— U.S. stocks edged higher Monday after data suggested the U.S. economy was on solid footing in the first three months of the year. The Dow Jones Industrial Average rose 10 points, or less than 0.1%, to 26553 shortly after the opening bell. The S&P 500 added 0.1% and the Nasdaq Composite advanced 0.1%.
Major indexes have gotten a lift in recent days as data have shown the economy grew faster than expected in the first quarter, despite encountering headwinds like a partial government shutdown and slowing global growth. Reports Monday showed consumer spending rose in both February and March, while a key measure of inflation remained muted.
Investors will get further sense of how the economic outlook is shaping up in the coming days, with a Federal Reserve policy statement, monthly employment report and more corporate earnings on tap. Shares of Restaurant Brands International, the parent company of Burger King and Tim Hortons, slid 2.9% after the company posted worse-than-expected earnings.
Walt Disney shares jumped 1.3% after “Avengers: Endgame” became the first movie to gross more than $1 billion in its world-wide box-office debut. Elsewhere, the Stoxx Europe 600 hovered around the flatline, weighed down by losses in France and Spain.
Spain’s IBEX 35 index lost 0.5% after general elections on Sunday produced no clear winner. The center-left Socialists of Prime Minister Pedro Sánchez finished first, but will have to build an unwieldy coalition to form a governing majority.
In Asia, Hong Kong’s Hang Seng added 1%. Japan’s Nikkei Stock Average was closed for a public holiday. Trading in the bond and currency markets was subdued Monday.
The WSJ Dollar index, which measures the greenback against a basket of 16 of its peers, added less than 0.1% after finishing at its third-highest level of the year Friday. Government bonds weakened, with the yield on the benchmark 10-year U.S. Treasury note last at 2.527%, compared with 2.506% Friday. Yields rise as bond prices fall.

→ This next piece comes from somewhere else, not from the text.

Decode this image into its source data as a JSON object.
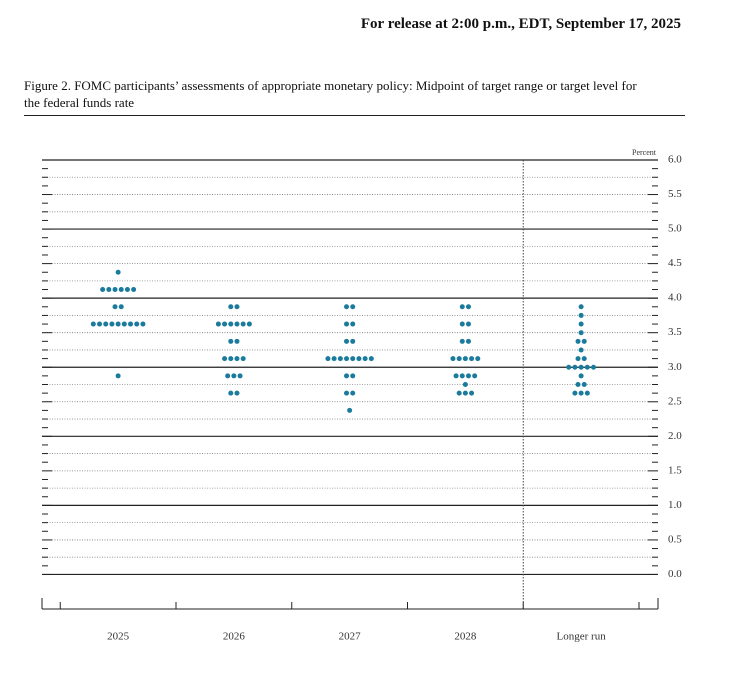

Traders are widely expecting the Fed to leave short-term interest rates unchanged at the conclusion of its two-day policy meeting Wednesday. Some believe the central bank will have to lower rates before year-end because inflation has been so slow to pick up.
“We are pricing in one rate cut before the end of the year,” said Zhiwei Ren, managing director and portfolio manager at Penn Mutual Asset Management. “We’ve never seen this kind of divergence between how good the economy is and how worried the Fed is” about the possibility of slipping into a deflationary mind-set, Mr. Ren said, citing Japan as an example.